1. Gleichzeitig bei einem Arbeitgeber angestellt sein (teilzeit) eine geringfügige Nebenbeschäftigung bei einem anderen Arbeitgeber ausüben
Neben einer Hauptbeschäftigung kann zwar jeder zusätzlich jeder eine geringfügige Nebenbeschäftigung ausüben, jedoch nicht beim selben Arbeitgeber. Ihre Frau plant die geringfügige Nebenbeschäftigung bei einem anderen Arbeitgeber anzunehmen, so dass das Vorhaben rechtlich zulässig ist.
In Bezug auf die geringfügige Nebenbeschäftigung gilt folgendes:
Geringfügige Beschäftigung kann in der Form der sogenannten Zeitgeringfügigkeit oder in der Form der sogenannten Entgeltgeringfügigkeit vorkommen. Im Falle der wesentlich häufiger bestehenden Entgeltgeringfügigkeit dürfen nicht mehr als 450,- Euro monatlich beziehungsweise 5.400,- Euro jährlich verdienen. Bei einer geringfügigen Beschäftigung müssen die Arbeitgeber pauschale Beiträge/Steuern an die Minijobzentrale abführen.
Der Arbeitgeber hat Rentenversicherungsabgaben in Höhe von 15 Prozent zu leisten. Er muss pauschal 13 Prozent des Arbeitsentgelts für die gesetzliche Krankenversicherung des geringfügig Beschäftigten sowie eine zweiprozentige Pauschalsteuer (einschließlich Kirchensteuer und Solidaritätszuschlag) abführen, zusammen also 30. Hinzu treten gegebenenfalls die U-1-Umlage, die U-2-Umlage sowie eine Insolvenzgeldumlage und ein Beitrag an den Träger der jeweiligen gesetzlichen Unfallversicherung. Der einheitliche Pauschsteuersatz von zwei Prozent ist auch anzuwenden, wenn der Arbeitnehmer keiner erhebungsberechtigten Religionsgemeinschaft angehört.

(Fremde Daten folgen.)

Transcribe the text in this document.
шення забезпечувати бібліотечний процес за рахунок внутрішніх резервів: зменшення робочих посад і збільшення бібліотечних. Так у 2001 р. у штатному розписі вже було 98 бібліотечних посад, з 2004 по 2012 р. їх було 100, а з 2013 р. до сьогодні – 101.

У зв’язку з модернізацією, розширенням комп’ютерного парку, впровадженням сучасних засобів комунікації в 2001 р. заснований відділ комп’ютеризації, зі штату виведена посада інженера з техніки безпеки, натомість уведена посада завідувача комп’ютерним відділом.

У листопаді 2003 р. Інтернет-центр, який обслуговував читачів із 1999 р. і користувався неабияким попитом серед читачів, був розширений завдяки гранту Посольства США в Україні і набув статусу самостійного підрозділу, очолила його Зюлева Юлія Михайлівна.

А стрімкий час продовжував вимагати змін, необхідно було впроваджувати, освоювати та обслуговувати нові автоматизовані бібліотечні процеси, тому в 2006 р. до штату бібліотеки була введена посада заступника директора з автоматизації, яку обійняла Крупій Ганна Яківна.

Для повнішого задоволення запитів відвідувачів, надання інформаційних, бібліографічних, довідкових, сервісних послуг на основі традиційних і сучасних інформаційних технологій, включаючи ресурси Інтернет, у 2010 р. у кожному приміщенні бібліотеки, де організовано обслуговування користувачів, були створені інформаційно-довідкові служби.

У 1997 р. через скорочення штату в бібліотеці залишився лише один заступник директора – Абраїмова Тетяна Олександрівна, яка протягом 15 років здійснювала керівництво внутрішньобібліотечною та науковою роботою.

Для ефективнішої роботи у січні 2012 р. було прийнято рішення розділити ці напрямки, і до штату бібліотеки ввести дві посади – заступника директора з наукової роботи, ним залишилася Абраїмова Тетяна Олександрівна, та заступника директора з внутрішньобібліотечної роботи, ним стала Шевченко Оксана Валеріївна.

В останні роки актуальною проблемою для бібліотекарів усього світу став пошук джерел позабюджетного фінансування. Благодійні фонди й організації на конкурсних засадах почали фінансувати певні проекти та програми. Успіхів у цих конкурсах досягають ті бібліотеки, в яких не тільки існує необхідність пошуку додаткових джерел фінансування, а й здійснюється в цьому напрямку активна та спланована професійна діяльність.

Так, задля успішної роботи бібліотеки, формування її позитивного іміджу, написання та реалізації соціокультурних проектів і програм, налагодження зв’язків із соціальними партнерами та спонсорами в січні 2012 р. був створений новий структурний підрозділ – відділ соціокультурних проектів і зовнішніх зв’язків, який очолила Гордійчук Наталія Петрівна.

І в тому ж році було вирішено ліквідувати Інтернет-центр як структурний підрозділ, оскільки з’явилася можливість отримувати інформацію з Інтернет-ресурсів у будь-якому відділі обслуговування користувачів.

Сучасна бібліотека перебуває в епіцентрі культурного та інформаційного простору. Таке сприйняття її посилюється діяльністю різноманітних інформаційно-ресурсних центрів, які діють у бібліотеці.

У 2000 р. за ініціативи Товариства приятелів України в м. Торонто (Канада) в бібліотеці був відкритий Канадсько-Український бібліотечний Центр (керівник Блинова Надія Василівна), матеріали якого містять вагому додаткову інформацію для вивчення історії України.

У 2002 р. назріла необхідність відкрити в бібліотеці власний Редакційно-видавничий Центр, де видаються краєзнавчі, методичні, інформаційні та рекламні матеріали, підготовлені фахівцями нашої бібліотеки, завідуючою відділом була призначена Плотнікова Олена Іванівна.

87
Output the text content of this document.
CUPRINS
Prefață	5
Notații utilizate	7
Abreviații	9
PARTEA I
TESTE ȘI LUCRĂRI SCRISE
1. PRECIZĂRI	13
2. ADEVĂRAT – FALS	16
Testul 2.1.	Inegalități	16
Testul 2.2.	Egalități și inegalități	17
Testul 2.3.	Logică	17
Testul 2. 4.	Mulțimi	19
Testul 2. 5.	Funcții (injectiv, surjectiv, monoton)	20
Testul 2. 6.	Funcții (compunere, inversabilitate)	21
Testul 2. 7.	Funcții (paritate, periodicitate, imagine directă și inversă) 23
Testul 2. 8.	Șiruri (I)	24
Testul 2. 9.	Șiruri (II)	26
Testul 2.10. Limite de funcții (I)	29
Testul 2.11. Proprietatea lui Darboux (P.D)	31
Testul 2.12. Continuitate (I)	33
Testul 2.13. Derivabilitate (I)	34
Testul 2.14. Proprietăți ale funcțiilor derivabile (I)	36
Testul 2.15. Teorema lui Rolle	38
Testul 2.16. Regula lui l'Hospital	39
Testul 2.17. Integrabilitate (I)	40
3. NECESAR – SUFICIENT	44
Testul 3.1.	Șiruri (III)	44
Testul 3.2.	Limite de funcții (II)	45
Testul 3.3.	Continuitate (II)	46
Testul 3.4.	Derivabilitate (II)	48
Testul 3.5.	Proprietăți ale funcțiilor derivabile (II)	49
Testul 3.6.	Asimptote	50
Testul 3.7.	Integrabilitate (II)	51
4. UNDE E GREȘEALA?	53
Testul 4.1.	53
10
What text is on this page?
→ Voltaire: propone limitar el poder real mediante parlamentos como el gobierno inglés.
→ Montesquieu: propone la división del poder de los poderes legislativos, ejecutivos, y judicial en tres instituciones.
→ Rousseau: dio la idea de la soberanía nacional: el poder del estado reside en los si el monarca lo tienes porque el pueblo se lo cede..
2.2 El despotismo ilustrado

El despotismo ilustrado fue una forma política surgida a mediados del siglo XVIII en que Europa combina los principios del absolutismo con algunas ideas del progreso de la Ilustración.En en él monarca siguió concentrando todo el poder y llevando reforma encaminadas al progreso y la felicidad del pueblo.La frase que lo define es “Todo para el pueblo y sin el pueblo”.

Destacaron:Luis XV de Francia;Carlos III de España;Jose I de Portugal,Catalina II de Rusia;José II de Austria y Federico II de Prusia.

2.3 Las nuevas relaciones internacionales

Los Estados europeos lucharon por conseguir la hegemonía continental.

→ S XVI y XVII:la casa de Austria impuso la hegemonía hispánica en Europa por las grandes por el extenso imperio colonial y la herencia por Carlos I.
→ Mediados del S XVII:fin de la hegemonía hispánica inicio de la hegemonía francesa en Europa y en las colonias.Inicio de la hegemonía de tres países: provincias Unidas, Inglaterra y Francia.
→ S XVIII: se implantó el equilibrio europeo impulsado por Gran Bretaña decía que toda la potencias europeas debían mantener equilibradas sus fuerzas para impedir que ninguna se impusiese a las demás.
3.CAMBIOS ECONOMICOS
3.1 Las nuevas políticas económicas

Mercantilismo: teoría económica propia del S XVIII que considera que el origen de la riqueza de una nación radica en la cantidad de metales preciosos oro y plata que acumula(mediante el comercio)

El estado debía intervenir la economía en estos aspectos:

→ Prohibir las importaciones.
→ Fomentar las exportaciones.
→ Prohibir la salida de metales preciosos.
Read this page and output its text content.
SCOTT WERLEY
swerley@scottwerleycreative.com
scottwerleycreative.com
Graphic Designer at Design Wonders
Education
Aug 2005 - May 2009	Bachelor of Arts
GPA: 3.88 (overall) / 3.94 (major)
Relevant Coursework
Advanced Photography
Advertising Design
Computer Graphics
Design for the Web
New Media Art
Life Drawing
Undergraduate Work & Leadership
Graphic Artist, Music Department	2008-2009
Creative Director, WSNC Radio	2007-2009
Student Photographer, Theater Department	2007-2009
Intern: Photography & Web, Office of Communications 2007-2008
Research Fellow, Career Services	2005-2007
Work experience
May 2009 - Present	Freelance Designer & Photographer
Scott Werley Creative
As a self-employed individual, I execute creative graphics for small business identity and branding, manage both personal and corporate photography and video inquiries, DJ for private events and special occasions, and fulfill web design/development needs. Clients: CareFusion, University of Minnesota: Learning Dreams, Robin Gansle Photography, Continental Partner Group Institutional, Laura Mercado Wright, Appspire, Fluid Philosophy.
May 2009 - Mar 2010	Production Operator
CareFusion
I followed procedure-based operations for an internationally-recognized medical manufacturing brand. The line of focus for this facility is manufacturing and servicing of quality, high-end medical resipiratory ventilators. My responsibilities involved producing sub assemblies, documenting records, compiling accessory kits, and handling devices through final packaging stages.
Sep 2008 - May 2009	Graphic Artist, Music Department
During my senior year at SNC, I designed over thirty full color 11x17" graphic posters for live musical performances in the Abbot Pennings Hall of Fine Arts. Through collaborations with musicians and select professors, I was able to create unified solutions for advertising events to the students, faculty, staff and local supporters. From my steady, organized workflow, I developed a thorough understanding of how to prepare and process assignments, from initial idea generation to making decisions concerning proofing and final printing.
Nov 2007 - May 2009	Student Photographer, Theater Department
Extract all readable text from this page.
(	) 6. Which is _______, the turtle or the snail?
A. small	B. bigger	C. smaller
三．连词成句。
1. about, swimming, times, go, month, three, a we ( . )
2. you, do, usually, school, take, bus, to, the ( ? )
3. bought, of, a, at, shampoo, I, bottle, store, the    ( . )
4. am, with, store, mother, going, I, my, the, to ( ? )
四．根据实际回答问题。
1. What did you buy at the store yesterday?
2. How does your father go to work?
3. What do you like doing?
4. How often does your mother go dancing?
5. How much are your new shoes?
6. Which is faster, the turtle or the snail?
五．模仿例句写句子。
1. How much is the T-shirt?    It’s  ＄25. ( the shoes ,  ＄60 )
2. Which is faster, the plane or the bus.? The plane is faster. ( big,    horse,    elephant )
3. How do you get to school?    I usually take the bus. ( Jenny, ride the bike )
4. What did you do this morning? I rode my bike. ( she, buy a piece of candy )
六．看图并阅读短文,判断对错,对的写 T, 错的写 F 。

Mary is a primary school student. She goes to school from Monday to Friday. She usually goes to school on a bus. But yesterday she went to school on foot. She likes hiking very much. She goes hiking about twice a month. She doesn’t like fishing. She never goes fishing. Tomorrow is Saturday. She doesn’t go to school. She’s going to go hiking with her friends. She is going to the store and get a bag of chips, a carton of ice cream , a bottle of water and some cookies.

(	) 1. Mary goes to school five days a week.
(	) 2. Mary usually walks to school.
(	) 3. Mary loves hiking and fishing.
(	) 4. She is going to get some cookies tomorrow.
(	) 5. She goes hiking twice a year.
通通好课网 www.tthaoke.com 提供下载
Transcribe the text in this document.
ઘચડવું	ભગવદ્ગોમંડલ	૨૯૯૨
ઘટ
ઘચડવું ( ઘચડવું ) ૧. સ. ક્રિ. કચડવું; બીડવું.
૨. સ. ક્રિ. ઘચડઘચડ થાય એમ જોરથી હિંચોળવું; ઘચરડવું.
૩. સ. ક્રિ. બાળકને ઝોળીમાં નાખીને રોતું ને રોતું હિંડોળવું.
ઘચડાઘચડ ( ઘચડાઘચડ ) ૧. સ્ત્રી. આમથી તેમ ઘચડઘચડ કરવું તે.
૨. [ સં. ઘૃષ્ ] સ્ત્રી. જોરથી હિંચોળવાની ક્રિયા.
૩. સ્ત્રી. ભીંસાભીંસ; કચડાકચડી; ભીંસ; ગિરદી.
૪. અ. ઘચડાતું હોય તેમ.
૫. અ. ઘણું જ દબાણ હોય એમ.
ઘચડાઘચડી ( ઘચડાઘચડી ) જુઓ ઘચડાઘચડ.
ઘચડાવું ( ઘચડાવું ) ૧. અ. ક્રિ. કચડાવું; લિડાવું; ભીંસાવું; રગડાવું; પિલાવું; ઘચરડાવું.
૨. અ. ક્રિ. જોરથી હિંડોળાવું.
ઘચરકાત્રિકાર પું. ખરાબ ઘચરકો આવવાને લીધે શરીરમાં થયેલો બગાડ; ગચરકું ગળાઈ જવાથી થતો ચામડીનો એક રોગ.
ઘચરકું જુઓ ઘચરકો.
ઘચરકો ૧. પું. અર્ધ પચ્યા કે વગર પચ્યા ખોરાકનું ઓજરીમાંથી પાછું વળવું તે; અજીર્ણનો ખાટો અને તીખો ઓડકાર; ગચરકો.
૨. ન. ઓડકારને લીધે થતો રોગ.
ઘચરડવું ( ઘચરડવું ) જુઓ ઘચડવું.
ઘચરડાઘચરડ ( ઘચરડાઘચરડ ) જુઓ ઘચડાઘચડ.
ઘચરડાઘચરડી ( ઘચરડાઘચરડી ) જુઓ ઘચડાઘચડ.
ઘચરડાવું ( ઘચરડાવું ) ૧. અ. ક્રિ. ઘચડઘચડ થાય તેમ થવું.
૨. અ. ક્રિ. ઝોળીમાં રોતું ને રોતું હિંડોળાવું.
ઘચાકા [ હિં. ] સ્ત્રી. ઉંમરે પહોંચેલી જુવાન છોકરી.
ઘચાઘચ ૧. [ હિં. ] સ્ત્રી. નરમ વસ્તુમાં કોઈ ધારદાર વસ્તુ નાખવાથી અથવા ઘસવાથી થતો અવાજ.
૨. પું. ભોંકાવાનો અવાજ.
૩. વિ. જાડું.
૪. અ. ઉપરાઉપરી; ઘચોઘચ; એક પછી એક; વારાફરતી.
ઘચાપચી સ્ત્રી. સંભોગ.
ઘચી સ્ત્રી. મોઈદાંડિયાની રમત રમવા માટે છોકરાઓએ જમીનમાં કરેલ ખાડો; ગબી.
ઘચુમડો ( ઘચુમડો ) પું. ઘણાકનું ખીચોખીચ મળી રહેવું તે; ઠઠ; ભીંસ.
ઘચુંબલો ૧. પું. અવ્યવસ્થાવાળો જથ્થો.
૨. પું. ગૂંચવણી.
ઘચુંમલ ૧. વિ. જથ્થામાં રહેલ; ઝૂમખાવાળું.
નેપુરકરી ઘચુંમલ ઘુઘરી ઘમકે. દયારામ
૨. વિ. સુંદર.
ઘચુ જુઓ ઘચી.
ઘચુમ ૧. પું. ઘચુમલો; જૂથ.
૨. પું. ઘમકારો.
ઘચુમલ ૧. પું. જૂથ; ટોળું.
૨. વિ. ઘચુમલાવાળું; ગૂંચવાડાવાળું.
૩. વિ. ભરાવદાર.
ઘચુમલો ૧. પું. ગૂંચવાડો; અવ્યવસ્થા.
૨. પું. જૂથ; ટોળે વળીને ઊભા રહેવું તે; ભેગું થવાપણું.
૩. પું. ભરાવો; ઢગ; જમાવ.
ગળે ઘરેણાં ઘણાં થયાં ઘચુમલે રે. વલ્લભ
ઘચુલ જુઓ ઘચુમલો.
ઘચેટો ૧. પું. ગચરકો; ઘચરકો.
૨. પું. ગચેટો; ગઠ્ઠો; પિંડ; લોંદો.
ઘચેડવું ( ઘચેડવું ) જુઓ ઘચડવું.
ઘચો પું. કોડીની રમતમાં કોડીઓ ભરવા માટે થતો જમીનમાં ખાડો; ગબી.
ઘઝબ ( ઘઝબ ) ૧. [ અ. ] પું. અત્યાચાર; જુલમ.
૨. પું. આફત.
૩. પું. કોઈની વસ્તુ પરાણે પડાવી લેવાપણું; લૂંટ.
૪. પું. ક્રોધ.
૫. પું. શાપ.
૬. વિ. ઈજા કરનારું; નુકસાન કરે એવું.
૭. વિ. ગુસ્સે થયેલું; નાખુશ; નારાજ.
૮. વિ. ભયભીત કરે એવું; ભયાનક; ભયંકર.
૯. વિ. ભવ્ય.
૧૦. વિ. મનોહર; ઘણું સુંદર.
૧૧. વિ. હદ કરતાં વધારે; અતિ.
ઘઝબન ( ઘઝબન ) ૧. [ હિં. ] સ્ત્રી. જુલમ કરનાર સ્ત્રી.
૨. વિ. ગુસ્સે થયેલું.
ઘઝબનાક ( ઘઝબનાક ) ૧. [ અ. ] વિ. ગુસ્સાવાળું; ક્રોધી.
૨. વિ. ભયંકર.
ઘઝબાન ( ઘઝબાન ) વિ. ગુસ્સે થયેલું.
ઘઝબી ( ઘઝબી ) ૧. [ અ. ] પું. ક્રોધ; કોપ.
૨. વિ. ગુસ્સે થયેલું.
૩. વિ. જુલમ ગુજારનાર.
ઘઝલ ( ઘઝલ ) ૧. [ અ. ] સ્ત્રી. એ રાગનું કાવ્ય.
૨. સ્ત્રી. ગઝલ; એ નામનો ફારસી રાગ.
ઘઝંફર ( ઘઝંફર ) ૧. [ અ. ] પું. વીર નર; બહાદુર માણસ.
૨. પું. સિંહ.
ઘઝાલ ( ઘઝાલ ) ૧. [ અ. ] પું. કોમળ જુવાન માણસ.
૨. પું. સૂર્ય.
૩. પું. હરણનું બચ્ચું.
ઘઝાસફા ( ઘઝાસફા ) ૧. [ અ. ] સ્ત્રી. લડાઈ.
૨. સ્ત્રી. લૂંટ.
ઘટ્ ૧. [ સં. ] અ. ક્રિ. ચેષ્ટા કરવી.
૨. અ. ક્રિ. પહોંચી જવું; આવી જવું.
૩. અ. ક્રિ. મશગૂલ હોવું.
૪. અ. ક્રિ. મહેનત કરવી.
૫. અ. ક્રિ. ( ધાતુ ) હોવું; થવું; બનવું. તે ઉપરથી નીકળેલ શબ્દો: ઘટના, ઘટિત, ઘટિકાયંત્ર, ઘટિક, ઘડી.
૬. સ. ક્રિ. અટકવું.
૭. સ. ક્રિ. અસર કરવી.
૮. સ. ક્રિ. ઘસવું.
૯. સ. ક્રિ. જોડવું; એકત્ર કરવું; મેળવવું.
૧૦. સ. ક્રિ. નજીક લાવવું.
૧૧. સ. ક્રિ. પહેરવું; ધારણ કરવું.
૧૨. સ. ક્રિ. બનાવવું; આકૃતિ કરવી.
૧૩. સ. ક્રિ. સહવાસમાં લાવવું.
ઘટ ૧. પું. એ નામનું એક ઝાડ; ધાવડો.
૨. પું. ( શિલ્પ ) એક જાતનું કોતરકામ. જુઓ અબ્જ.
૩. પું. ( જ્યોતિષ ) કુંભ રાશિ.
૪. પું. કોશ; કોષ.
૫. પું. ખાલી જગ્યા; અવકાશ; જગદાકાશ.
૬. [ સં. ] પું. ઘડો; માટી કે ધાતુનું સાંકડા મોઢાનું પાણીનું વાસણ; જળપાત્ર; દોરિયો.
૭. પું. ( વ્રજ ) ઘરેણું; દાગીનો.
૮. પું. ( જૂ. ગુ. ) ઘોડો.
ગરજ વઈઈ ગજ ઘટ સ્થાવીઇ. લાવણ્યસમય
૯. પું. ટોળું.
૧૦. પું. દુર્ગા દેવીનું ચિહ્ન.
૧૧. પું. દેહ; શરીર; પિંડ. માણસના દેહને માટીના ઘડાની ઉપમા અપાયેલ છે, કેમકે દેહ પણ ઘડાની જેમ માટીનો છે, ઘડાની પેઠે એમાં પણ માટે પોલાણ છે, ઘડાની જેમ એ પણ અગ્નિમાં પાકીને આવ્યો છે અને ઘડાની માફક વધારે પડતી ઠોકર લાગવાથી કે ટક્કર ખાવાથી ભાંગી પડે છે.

2. Zusätzlich ein Gewerbe auf sich anmelden in dem sie mich - Ihren Mann - einstellt (teilzeit, sozialversicherungspflichtig).
Die Gewerbeanmeldung würde eine rechtlich Existenzgründung darstellen.
Viele Gründer machen sich nebenberuflich selbstständig. Wichtige Themen wie Steuern, die Anmeldung oder ob der Arbeitgeber informiert werden muss, darf man nicht vergessen.
Die Existenzgründung bzw. Gewerbeanmeldung ist neben dem Beruf zulässig.
Wenn Ihre sich nebenberuflich selbstständig machen möchte, so gibt es verschiedene Punkte zu beachten. Die Empfehlung richtet sich direkt an Ihre Frau:
a. Nebenberuflich selbstständig versus hauptberuflich
Ihre Selbstständigkeit ist nur solange nebenberuflich, wie bestimmte Kriterien eingehalten werden. Diese betreffen u.a. die Arbeitszeit und das erzielte Einkommen. Die Grundlogik ist dabei, zu bestimmen, welche Beschäftigung Ihren Arbeitsmittelpunkt bildet. Bei der Arbeitszeit kann bspw. eine Richtzeit von max. 18 Stunden pro Woche für die nebenberufliche Selbstständigkeit zugrunde gelegt werden.
Natürlich sollte das Einkommen aus der nebenberuflichen Selbstständigkeit nicht das Arbeitseinkommen übertreffen. Bei der Beschäftigung eines Mitarbeiters wird ebenfalls eine hauptberufliche Selbstständigkeit unterstellt und Sie sind nicht mehr nebenberuflich selbstständig.
b. Anmeldung der nebenberuflichen Selbstständigkeit
Für die Anmeldung Ihrer nebenberuflichen Selbstständigkeit gelten die gleichen Anforderungen, wie bei einer Existenzgründung zum Vollerwerb.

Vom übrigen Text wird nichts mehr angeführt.